I think this may be a good moment to point out to the fact that learning a new language doesn’t necessarily grant you an all-access pass to the feeling of belonging to that particular culture in its entirety.  

 2. Social identities

People belong to a certain group like a family, a school, a city, a football team, a minority, etc. So they identity as x and they claim to belong to X group. They can be identified and accepted by others in that group. Or they can be rejected straight away. People who belong to an other groups may identify them with a specific group and say you belong to such and such group. 

This can create a lot social tension nevertheless. If a particular group or person is taken to belong to another group that has a certain type of prejudice this may be detrimental for their well-being. 

People tend to speak using different varieties depending on the person they’re speaking to or depending on the group of people they’re talking to.

We’re all born into a family and use the variety of our families. The same can be said for our group of friends. We acquire the language they use and we use certain words and expression which create an in-group mentality. 

We go though life acquiring new varieties and ways of saying things. Sometimes a whole new variety is a new language in itself.


While we could say that spoken language is always learned naturally and inadvertently, we cannot say the same thing about written language and the reason for that is that written language can only be learned in a formal manner.

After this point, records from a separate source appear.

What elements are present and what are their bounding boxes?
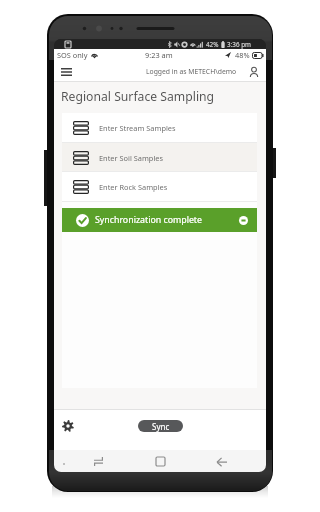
- button[interactable]: Sync: [138, 420, 183, 432]
- staticText: Synchronization complete: [95, 214, 203, 226]
- staticText: 42%: [206, 40, 219, 49]
- button[interactable]: Dismiss: [239, 216, 248, 225]
- button[interactable]: Menu: [58, 63, 75, 80]
- button[interactable]: Account: [247, 65, 261, 79]
- staticText: Regional Surface Sampling: [61, 88, 215, 105]
- staticText: Enter Stream Samples: [99, 123, 176, 133]
- button[interactable]: Synchronization complete: [62, 208, 257, 232]
- button[interactable]: Enter Rock Samples: [62, 172, 257, 202]
- button[interactable]: Settings: [58, 416, 78, 436]
- staticText: Enter Soil Samples: [99, 153, 164, 163]
- button[interactable]: Enter Soil Samples: [62, 143, 257, 172]
- staticText: Enter Rock Samples: [99, 182, 168, 192]
- button[interactable]: Home: [124, 450, 196, 472]
- staticText: SOS only: [57, 50, 88, 60]
- staticText: Logged in as METECH\demo: [146, 67, 237, 76]
- staticText: 3:36 pm: [227, 40, 251, 49]
- button[interactable]: Recents: [72, 450, 124, 472]
- staticText: 9:23 am: [145, 50, 173, 60]
- staticText: Sync: [152, 421, 170, 432]
- staticText: 48%: [235, 50, 250, 60]
- button[interactable]: Back: [196, 450, 248, 472]
- button[interactable]: Enter Stream Samples: [62, 113, 257, 143]
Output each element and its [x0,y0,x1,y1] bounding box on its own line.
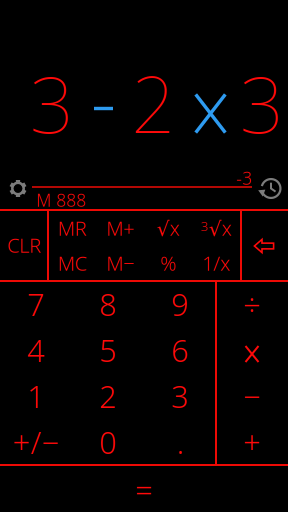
button[interactable]: 4 [0,327,72,373]
button[interactable]: 5 [72,327,144,373]
staticText: 3 [171,376,189,416]
staticText: 8 [99,284,117,324]
staticText: 0 [99,422,117,462]
button[interactable]: = [0,466,288,512]
button[interactable]: 2 [72,373,144,419]
staticText: % [160,250,176,276]
staticText: 2 [99,376,117,416]
button[interactable]: − [216,373,288,419]
button[interactable]: ÷ [216,281,288,327]
button[interactable]: . [144,419,216,465]
staticText: M+ [106,215,134,241]
staticText: 5 [99,330,117,370]
staticText: 1/x [202,250,230,276]
button[interactable]: M− [97,246,143,280]
button[interactable]: M+ [97,211,143,245]
button[interactable]: 1/x [193,246,239,280]
staticText: + [243,422,261,462]
staticText: MC [58,250,86,276]
staticText: 9 [171,284,189,324]
staticText: MR [58,215,86,241]
staticText: 3 [240,52,284,154]
button[interactable]: 8 [72,281,144,327]
staticText: 4 [27,330,45,370]
staticText: +/− [12,422,60,462]
button[interactable]: 7 [0,281,72,327]
staticText: M− [106,250,134,276]
staticText: 7 [27,284,45,324]
staticText: − [243,376,261,416]
button[interactable]: √x [145,211,191,245]
staticText: √x [156,215,180,241]
button[interactable]: +/− [0,419,72,465]
button[interactable]: 0 [72,419,144,465]
button[interactable]: CLR [1,211,47,279]
button[interactable]: History [260,178,282,199]
button[interactable]: Multiply [216,331,288,377]
staticText: 2 [131,52,175,154]
staticText: CLR [7,232,41,258]
button[interactable]: 3 [193,211,239,245]
button[interactable]: % [145,246,191,280]
button[interactable]: + [216,419,288,465]
staticText: ÷ [243,284,261,324]
button[interactable]: 9 [144,281,216,327]
staticText: -3 [236,166,252,190]
button[interactable]: 6 [144,327,216,373]
staticText: 3 [30,52,74,154]
staticText: M 888 [36,188,86,212]
button[interactable]: Backspace [254,238,274,254]
staticText: 6 [171,330,189,370]
staticText: 3 [200,217,208,235]
staticText: = [135,469,153,509]
staticText: 1 [27,376,45,416]
button[interactable]: MR [49,211,95,245]
button[interactable]: MC [49,246,95,280]
staticText: . [176,422,184,462]
button[interactable]: 1 [0,373,72,419]
button[interactable]: 3 [144,373,216,419]
button[interactable]: Settings [10,180,26,197]
staticText: √x [208,215,232,241]
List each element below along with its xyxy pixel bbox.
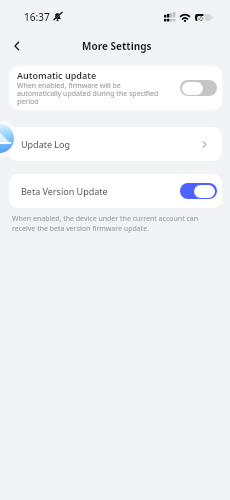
button[interactable]: Update Log — [9, 127, 222, 161]
staticText: Beta Version Update — [21, 185, 108, 197]
button[interactable]: Automatic update — [9, 66, 222, 110]
button[interactable]: Back — [6, 35, 28, 57]
other: Open update log — [200, 140, 209, 149]
staticText: Automatic update — [17, 69, 97, 81]
button[interactable]: Toggle off — [180, 80, 217, 96]
button[interactable]: Beta Version Update — [9, 174, 222, 208]
staticText: When enabled, the device under the curre… — [12, 214, 210, 234]
staticText: More Settings — [82, 39, 152, 53]
staticText: 60 — [197, 14, 206, 21]
button[interactable]: Toggle on — [180, 183, 217, 199]
staticText: When enabled, firmware will be automatic… — [17, 81, 163, 106]
staticText: 16:37 — [24, 10, 50, 24]
staticText: Update Log — [21, 138, 71, 150]
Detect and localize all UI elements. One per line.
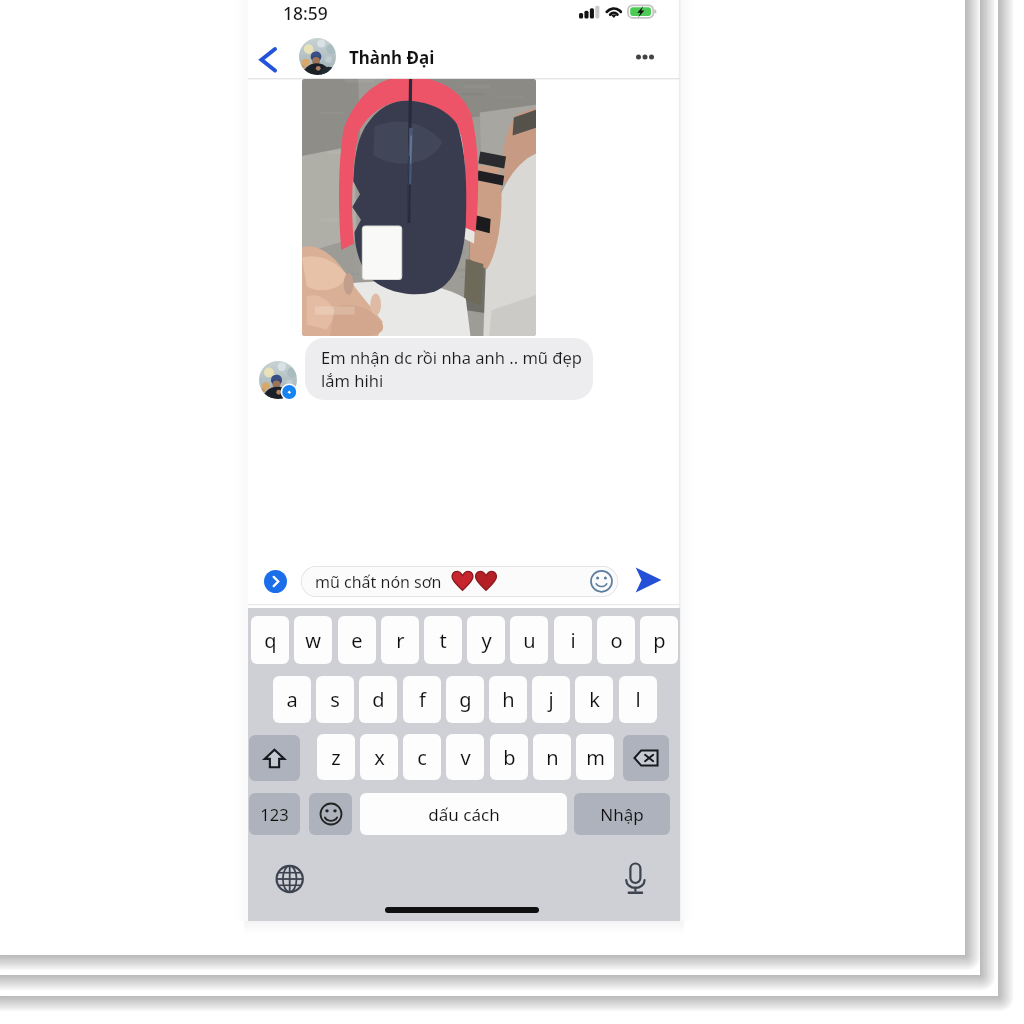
button[interactable]: Profile photo <box>299 38 336 75</box>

Children learn how to read and write at school. 

The school teaches the formal variety used by the state. The name of the language is related to the name of the state itself, id est, the Spanish language comes from the Spanish State. 


Very often one single State may have individual varieties and so you have Catalan or Basque in Spain. Some of these varieties are official and recognized and some are not official. Catalan is official, but Sardinian or Sicilian isn’t. 

That being said you don’t automatically gain access to a new society by means of speaking their language because very often the criteria you have meet to access it depends on vastly different factors, which are often either concealed from whoever wishes to integrate a new culture or are quite frankly based on prejudice. 

And as we all know this sort of irrational behavior is anchored deep in our tribal minds and it takes a really long time and effort to get rid if it. 

National language and national identity are reinforced by having different subjects taught at school in the national language. Likewise, having social interactions with your family and peers enhances a kind of national soul.

It is generally thought that —although no evidence seems to support these thoughts— that learning a new major language widely spoken such as English may derive in the loss of the national language coupled with the loss of national identity and pride. 

There seems to be some empirical truth to that in my opinion. The more people use English in their everyday life at work, school and at home the more the cultural traits and cultural fads and modern nuances will permeate and create new ways of conveying meaning into our everyday life in detriment to the older ways of doing the same things.

This is often the case in multinational companies where there seems to be a homogenization of departments such as Human Resources in which the language they speak seems to operate as a kind of trojan horse full of new cultural ideas and fashions.